Terminada su confesión negativa, Job invita a Dios para que dé su veredicto, y con toda naturalidad estampa su firma a su deposición, en espera de respuesta. En hebreo tawí (“mi taw,” la última letra del alefato, que se utilizaba como firma de los que no sabían escribir). Job no teme el libelo de acusación que le pueda presentar su adversario; al contrarío, sabe que ha de poner en evidencia su inocencia, y por ello está dispuesto a llevarlo como corona sobre su cabeza. No sólo no se niega a que se le someta a un examen profundo, sino que se adelantará a darle a conocer minuciosamente su conducta: el número de sus pasos; y, lejos de presentarse cabizbajo como un reo, se acercará con la cabeza erguida como principe que se siente orgulloso de su honor y trayectoria en la vida.
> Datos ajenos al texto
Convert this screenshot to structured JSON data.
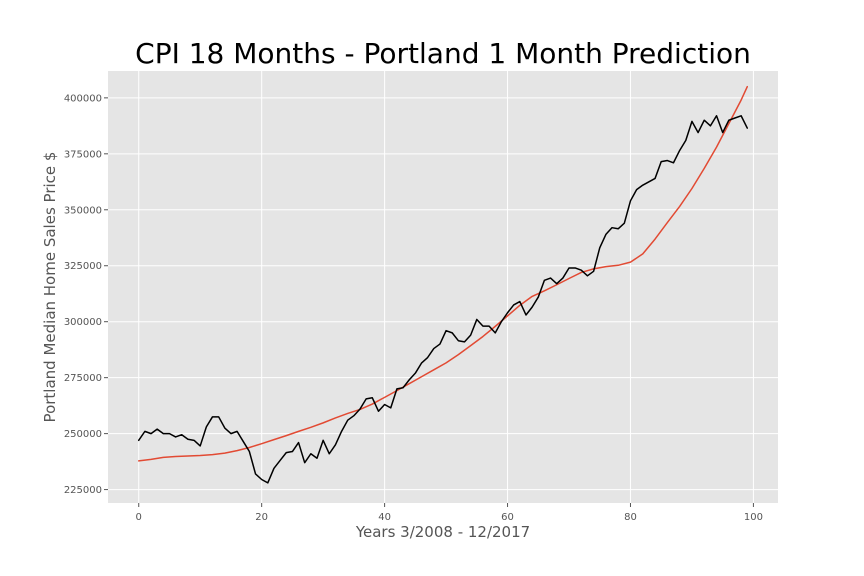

No ha cometido ninguna usurpación de tierra ajena; por ello ésta no puede presentar reclamación contra él, ni sus surcos pueden quejarse de haber sido trabajados por otro fuera de su legítimo dueño. Con su conducta, Job no ha causado la muerte del dueño al no pagarle lo que le debía (v.39). En caso contrario, pide que su propia tierra se cubra de cizaña y de cardos, con pérdida total de su feracidad natural.